CARRABASSETT VALLEY, Maine -- A 17-year-old skier who tried to take a backcountry shortcut survived two nights in the wild by building a shelter, drinking from a stream and walking toward the sound of snowmobiles during the day, officials said Tuesday.
A snowmobiler who was not part of an official search party found Nicholas Joy, of Medford, Mass., at about 9 a.m. Tuesday west of Sugarloaf Mountain, the Maine Warden Service said. Joy was taken to Franklin Memorial Hospital in Farmington.

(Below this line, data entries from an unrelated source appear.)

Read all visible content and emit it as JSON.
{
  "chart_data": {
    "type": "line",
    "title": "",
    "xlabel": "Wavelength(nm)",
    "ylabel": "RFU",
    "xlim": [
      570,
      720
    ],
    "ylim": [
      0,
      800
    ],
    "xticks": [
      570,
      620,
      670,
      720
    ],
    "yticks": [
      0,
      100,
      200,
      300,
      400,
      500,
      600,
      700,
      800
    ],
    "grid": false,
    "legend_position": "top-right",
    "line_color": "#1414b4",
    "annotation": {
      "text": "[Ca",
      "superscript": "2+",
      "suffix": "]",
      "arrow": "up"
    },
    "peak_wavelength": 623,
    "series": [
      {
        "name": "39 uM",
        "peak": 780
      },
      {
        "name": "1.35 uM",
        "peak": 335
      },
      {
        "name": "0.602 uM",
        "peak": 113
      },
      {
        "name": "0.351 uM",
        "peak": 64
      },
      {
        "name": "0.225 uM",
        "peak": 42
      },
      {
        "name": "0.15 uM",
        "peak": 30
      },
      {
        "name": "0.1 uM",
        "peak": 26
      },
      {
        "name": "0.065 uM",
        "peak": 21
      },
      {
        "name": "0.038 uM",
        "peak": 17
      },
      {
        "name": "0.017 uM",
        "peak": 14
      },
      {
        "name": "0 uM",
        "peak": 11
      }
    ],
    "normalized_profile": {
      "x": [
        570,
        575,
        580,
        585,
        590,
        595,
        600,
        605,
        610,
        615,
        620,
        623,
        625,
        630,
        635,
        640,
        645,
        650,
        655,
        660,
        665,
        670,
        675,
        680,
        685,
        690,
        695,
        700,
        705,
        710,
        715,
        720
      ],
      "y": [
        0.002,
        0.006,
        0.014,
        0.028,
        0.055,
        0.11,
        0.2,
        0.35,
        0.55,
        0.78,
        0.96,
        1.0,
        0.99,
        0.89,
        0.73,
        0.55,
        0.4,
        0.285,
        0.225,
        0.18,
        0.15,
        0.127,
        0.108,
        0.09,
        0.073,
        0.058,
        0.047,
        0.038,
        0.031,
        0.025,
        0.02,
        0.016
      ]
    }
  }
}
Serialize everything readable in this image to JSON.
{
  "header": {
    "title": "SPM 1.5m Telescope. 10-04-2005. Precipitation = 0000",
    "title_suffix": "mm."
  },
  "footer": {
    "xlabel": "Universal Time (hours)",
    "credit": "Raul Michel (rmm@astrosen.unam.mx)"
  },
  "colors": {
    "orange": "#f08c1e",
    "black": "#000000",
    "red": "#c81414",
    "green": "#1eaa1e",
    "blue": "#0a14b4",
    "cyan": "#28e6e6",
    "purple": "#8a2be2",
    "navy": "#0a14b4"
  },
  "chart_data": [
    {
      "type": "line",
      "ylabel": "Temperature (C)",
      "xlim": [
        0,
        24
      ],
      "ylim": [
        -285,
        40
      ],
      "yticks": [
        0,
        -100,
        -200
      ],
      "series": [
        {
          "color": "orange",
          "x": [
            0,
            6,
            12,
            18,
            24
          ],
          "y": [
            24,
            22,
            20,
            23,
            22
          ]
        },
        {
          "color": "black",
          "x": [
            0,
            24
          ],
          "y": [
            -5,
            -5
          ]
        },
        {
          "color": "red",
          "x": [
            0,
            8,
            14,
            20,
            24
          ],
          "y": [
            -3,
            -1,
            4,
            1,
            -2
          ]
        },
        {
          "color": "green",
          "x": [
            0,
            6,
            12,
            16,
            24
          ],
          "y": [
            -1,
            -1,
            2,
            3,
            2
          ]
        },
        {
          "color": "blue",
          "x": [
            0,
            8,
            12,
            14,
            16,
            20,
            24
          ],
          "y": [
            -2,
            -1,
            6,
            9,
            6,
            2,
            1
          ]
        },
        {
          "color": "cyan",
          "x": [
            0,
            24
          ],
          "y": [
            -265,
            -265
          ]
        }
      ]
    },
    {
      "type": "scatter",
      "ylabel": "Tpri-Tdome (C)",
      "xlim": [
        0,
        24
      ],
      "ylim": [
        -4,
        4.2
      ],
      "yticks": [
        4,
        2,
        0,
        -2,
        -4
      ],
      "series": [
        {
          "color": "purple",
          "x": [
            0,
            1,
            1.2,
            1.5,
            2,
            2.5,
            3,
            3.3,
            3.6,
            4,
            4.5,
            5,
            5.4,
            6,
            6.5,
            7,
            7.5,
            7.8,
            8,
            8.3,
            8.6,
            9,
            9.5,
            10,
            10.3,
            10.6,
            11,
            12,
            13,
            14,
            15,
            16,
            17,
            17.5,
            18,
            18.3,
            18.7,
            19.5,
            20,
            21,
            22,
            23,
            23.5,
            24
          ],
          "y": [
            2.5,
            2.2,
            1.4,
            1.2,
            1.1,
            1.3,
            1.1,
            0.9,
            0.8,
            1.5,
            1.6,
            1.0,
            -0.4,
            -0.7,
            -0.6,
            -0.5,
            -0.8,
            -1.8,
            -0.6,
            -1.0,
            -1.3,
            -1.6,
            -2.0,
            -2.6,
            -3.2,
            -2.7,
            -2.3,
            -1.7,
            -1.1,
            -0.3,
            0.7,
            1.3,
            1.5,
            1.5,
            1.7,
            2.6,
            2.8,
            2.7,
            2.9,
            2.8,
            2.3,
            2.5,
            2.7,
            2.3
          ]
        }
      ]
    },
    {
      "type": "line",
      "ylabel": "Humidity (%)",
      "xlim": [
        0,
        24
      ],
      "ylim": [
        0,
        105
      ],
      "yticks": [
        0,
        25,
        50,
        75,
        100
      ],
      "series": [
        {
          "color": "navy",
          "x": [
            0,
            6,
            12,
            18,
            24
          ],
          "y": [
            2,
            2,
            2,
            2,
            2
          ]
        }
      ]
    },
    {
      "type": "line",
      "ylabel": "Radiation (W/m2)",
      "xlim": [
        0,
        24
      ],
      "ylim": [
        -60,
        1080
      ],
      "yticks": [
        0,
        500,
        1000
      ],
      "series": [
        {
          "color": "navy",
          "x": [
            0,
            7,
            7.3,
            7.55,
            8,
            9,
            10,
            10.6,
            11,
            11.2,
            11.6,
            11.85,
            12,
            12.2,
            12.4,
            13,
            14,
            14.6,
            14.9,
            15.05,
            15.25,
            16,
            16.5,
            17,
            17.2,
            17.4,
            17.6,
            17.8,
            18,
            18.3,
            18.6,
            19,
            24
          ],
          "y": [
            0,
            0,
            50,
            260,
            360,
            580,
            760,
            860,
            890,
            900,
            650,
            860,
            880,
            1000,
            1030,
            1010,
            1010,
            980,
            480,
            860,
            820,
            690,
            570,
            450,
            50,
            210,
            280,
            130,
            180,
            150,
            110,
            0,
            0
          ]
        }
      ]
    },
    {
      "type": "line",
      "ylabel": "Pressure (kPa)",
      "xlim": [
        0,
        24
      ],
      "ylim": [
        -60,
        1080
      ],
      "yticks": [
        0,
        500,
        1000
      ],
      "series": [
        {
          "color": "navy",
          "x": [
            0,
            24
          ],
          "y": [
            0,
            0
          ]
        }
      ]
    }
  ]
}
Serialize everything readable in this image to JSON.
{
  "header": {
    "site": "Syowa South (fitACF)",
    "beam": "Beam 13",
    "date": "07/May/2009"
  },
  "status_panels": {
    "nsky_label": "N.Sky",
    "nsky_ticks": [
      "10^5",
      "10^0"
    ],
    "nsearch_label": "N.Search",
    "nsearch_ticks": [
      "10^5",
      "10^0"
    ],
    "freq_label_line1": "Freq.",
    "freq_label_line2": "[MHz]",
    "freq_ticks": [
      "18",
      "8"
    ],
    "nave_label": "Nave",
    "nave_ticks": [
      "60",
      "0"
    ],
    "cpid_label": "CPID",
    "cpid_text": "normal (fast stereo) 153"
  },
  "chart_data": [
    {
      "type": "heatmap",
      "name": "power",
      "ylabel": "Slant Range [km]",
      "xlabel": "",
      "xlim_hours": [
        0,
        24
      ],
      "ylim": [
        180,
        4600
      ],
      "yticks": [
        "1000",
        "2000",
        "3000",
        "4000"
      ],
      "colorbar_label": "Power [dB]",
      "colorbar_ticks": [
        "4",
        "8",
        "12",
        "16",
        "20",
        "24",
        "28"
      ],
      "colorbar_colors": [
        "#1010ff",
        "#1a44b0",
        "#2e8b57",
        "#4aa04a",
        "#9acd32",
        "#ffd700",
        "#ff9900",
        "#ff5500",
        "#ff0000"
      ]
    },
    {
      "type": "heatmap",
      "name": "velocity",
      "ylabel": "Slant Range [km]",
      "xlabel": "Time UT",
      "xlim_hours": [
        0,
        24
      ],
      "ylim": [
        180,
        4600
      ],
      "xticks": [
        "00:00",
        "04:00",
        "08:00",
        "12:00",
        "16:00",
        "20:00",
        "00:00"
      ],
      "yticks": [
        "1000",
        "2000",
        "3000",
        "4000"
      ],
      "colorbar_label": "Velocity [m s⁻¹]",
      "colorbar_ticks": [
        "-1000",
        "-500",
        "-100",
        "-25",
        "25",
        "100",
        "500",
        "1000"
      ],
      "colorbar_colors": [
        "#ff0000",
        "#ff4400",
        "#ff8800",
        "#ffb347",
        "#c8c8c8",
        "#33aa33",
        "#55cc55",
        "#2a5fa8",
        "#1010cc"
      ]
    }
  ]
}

"I said, ‘A lot of people are looking for you,"' snowmobiler Joseph Paul recalled telling the 17-year-old when they met up. "He said, ‘I bet. I've been out here for two nights."'
Paul, a 44-year-old volunteer fire captain from Warwick, Mass., said Joy told him he knew how to stay alive from watching a survival show on TV. The 17-year-old told his rescuer he drank from a stream and used hemlock branches in a shelter he built. Joy told his rescuer he got lost after cutting through the woods to try to save time after a backcountry ski trail ended. He'd had nothing to eat since he got lost, and it was a rare occasion in which he didn't have his cellphone with him, the skier told his rescuer.
The weather conditions Sunday night and Monday night were bad enough that the search had to be suspended, and Joy survived by building a mound of snow that he fashioned into a shelter that he could crawl into, said Lt. Kevin Adam, the search coordinator.